Situação na Venezuela

segunda-feira, 4 de agosto de 2014

UM VESTIDO NOVO PARA UM ÓDIO ANTIGO


Pilar Rahola
Segunda-feira à noite, em Barcelona. No restaurante, uma centena de advogados e juizes. Eles se encontraram para ouvir minhas opiniões sobre o conflito do Oriente Médio. Eles sabem que eu sou um barco heterodoxo no naufrágio do pensamento único que reina em meu país, sobre Israel. Eles querem me escutar. Alguém razoável como eu, dizem, por que se arrisca a perder a credibilidade defendendo os maus, os culpados? Eu lhes falo que a verdade é um espelho quebrado e que todos nós temos algum fragmento. E eu
provoco sua reação: "todos vocês se sentem especialistas em política internacional, quando se fala de Israel, mas na realidade não sabem nada. Será que se atreveriam a falar do conflito de Ruanda, da Caxemira, da Chechenia?"
Não. São juristas, sua área de atuação não é a geopolítica. Mas com Israel se atrevem a dar opiniões. Todo mundo se atreve. Por quê? Porque Israel está sob a lupa midiática permanente e sua imagem distorcida contamina os cérebros do mundo. E, porque faz parte da coisa politicamente correta, porque parece solidariedade humana, porque é grátis falar contra Israel. E, deste modo, pessoas cultas, quando lêem sobre Israel, estão dispostas a
acreditar que os judeus têm seis braços;, como na Idade Média, elas acreditam em todo tipo de barbaridades. Sobre os judeus do passado e os israelenses de hoje, vale tudo.
A primeira pergunta é, portanto, por que tanta gente inteligente, quando fala sobre Israel, se torna idiota. O problema que temos, nós que não demonizamos Israel, é que não existe debate sobre o conflito, existe rótulo; não se trocam ideias, adere-se a slogans; não desfrutamos de informações sérias, nós sofremos de jornalismo tipo hambúrguer, fast food,
cheio de preconceitos, propaganda e simplismo. O pensamento intelectual e o jornalismo internacional renunciaram a Israel. Não existem. É por isso que, quando se tenta ir mais além do pensamento único, passa-se a ser o suspeito, o não solidário e o reacionário, e o
imediatamente segregado. Por quê? Eu tento responder a esta pergunta há anos: por quê?

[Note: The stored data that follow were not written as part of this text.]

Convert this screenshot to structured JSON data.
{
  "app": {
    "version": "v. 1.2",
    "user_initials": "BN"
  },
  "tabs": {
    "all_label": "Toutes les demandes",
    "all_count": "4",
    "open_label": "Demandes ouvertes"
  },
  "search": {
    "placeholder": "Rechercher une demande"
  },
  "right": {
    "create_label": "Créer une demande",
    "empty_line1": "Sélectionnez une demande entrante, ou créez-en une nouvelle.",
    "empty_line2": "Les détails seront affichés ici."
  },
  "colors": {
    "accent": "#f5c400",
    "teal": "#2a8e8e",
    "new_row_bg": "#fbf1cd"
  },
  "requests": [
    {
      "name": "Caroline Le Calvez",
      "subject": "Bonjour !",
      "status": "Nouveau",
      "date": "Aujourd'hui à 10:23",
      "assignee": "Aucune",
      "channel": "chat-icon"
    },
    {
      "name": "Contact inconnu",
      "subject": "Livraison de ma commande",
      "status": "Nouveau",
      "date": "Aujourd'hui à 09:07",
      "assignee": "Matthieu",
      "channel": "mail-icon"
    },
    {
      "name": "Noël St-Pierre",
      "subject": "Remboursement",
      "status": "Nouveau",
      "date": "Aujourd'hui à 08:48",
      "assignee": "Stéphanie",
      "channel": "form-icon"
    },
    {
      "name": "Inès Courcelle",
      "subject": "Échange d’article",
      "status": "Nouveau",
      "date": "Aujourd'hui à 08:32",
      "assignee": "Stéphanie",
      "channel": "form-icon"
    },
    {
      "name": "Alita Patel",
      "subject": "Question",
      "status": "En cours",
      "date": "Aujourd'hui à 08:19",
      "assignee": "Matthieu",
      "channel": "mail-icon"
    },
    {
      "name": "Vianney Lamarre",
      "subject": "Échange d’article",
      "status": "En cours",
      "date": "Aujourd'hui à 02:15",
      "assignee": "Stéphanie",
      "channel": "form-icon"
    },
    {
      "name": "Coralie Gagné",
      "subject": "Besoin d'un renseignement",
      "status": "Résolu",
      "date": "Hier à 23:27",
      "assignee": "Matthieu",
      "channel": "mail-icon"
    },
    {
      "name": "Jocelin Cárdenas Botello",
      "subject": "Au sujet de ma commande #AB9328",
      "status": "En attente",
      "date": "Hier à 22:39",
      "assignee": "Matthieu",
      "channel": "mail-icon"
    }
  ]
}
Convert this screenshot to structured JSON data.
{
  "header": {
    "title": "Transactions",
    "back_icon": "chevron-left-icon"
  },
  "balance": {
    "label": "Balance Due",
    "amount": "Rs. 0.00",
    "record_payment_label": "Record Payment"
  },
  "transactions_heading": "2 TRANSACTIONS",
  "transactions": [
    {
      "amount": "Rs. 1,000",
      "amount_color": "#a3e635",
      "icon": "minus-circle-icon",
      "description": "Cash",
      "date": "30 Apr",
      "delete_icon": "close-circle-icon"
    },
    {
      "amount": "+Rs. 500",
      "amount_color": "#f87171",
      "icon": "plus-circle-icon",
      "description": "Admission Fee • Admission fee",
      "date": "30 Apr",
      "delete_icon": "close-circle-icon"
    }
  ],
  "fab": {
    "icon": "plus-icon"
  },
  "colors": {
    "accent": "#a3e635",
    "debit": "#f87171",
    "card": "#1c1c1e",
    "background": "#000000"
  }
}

Por que de todos os conflitos do mundo, só este interessa? Por que se criminaliza um pequeno país, que luta por sua sobrevivência? Por que triunfa a mentira e a manipulação informativa, com tanta facilidade? Por que tudo é reduzido a uma simples massa de imperialistas assassinos? Por que as razões de Israel nunca existem? Por que as culpas palestinas nunca existem? Por que Arafat é um herói e Sharon um monstro? Em definitivo, por que, sendo o único país do mundo ameaçado com a destruição é o único que ninguém considera como vítima?

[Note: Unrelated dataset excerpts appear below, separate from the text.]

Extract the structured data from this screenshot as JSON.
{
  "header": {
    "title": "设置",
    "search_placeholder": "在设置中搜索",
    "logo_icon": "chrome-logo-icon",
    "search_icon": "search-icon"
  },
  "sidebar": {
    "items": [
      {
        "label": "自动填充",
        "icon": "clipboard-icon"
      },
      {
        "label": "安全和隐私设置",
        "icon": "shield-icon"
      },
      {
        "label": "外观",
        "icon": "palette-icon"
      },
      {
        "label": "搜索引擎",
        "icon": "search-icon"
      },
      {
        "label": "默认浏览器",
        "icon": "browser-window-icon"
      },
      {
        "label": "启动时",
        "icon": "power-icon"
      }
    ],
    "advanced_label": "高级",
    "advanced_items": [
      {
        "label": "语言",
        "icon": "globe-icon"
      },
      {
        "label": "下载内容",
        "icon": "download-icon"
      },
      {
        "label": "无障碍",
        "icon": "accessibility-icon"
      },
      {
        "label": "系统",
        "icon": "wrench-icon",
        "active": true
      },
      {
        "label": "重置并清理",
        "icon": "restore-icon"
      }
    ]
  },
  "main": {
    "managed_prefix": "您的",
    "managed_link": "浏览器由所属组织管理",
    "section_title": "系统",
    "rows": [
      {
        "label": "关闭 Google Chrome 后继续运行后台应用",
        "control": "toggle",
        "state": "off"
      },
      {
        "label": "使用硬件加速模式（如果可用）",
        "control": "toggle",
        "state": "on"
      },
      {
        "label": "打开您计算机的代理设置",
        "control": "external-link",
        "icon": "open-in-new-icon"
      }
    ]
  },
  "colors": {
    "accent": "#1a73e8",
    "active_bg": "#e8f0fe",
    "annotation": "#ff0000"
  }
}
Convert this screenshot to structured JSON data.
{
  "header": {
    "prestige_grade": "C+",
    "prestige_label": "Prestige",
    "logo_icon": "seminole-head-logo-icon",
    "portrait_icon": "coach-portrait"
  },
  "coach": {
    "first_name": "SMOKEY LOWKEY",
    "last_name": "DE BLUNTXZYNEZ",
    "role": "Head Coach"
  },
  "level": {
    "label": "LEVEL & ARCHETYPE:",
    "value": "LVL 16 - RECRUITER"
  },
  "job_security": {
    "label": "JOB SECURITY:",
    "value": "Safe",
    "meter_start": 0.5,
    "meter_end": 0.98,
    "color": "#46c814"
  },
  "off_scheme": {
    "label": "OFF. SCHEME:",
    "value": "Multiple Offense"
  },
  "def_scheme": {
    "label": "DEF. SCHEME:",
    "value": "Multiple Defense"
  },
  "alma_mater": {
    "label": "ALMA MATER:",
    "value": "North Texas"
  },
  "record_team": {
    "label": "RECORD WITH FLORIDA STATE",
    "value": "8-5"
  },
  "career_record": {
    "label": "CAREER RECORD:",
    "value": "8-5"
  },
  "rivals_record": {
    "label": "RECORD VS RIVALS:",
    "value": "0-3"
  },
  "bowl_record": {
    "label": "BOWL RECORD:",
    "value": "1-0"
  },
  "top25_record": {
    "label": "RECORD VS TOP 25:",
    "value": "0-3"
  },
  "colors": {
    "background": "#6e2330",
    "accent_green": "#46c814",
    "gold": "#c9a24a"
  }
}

Eu não acredito que exista uma única resposta a estas perguntas. Da mesma forma que é impossível explicar a maldade histórica do antissemitismo completamente, também não é possível explicar a imbecilidade atual do preconceito anti-Israel. Ambos bebem das fontes da intolerância, da mentira e do preconceito. Se, além disso, nós aceitarmos que ser anti-Israel é a nova forma de ser antissemita, concluímos que mudaram as circunstâncias, mas se mantiveram intactos os mitos mais profundos, tanto do antissemitismo
cristão medieval, como do antissemitismo político moderno. E esses mitos desembocam no que se fala sobre Israel. Por exemplo, o judeu medieval que matava as crianças cristãs para beber seu sangue, se conecta diretamente com o judeu israelense que mata as crianças palestinas para ficar com suas terras. Sempre são crianças inocentes e judeus de intenções obscuras.

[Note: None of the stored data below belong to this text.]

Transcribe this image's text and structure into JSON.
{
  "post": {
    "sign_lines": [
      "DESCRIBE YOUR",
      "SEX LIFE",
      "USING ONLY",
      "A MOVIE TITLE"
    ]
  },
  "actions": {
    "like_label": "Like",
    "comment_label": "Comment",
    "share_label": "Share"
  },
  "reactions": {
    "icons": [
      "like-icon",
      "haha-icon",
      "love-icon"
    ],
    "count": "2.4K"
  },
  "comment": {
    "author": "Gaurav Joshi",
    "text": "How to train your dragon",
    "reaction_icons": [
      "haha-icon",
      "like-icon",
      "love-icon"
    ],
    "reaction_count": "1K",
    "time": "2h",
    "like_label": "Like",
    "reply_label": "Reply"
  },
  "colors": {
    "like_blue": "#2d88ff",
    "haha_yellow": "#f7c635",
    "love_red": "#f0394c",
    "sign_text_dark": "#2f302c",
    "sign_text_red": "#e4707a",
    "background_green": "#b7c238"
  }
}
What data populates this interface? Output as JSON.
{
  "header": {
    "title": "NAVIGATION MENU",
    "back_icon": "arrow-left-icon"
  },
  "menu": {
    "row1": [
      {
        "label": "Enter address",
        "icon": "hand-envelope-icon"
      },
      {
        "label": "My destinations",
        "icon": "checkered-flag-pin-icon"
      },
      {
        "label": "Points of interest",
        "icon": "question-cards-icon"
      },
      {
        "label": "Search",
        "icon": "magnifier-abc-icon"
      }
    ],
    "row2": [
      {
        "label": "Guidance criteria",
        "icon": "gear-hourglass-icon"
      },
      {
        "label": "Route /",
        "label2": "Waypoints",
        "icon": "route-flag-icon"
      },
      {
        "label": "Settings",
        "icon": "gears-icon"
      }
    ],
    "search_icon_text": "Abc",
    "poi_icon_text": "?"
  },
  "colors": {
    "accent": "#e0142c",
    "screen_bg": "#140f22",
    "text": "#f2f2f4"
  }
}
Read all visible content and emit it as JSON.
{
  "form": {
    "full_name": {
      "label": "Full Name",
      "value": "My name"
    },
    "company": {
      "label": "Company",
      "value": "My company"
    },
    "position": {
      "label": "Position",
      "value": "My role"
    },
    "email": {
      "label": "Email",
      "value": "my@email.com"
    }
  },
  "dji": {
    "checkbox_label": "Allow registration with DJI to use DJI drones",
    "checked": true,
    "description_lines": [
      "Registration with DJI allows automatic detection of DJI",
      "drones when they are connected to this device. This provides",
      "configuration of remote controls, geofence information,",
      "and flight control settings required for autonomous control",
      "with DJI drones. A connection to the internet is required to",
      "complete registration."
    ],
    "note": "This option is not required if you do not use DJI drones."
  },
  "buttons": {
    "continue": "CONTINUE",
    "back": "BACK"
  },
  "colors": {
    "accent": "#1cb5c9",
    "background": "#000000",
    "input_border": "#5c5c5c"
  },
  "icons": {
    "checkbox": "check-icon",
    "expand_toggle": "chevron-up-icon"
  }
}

Por exemplo, a ideia de que os banqueiros judeus queriam dominar o mundo através dos bancos europeus, de acordo com o mito dos Protocolos (dos Sábios de Sião), conecta-se diretamente com a ideia de que os judeus de Wall Street dominam o mundo através da Casa Branca. O domínio da imprensa, o domínio das finanças, a conspiração universal, tudo aquilo que se configurou no ódio histórico aos judeus, desemboca hoje no ódio aos
israelenses. No subconsciente, portanto, fala o DNA antissemita ocidental, que cria um eficaz caldo de cultura. Mas, o que fala o consciente? Por que hoje surge com tanta virulência uma intolerância renovada, agora centrada, não no povo judeu, mas no estado judeu? Do meu ponto de vista, há motivos históricos e geopolíticos, entre eles o sangrento papel soviético durante décadas, os interesses árabes, o antiamericanismo europeu, a dependência energética do Ocidente e o crescente fenômeno islâmico.
Mas também surge de um conjunto de derrotas que nós sofremos como sociedades livres e que desemboca em um forte relativismo ético. Derrota moral da esquerda. Durante décadas, a esquerda ergueu a bandeira da liberdade, onde houvesse injustiça, e foi a depositária das esperanças utópicas da sociedade. Foi a grande construtora do futuro. Apesar da maldade assassina do stalinismo ter afundado essas utopias e ter deixado a
esquerda como o rei que estava nu, despojado de trajes, ela conservou intacta sua auréola  de lutadora, e ainda dita as regras do que é bom e ruim no mundo. Até mesmo aqueles que nunca votariam em posições de esquerda, concedem um grande prestígio aos intelectuais de esquerda e permitem que sejam eles os que monopolizam o conceito de solidariedade. Como fizeram sempre. Deste modo, os que lutavam contra Pinochet, eram os lutadores pela
liberdade, mas as vítimas de Castro são expulsas do paraíso dos heróis e transformadas em agentes da CIA, ou em fascistas disfarçados. Da mesma forma que é impossível explicar a maldade histórica do antissemitismo completamente, também não é possível explicar a imbecilidade atual do preconceito anti-Israel. Ambos bebem das fontes da intolerância, da mentira e do preconceito.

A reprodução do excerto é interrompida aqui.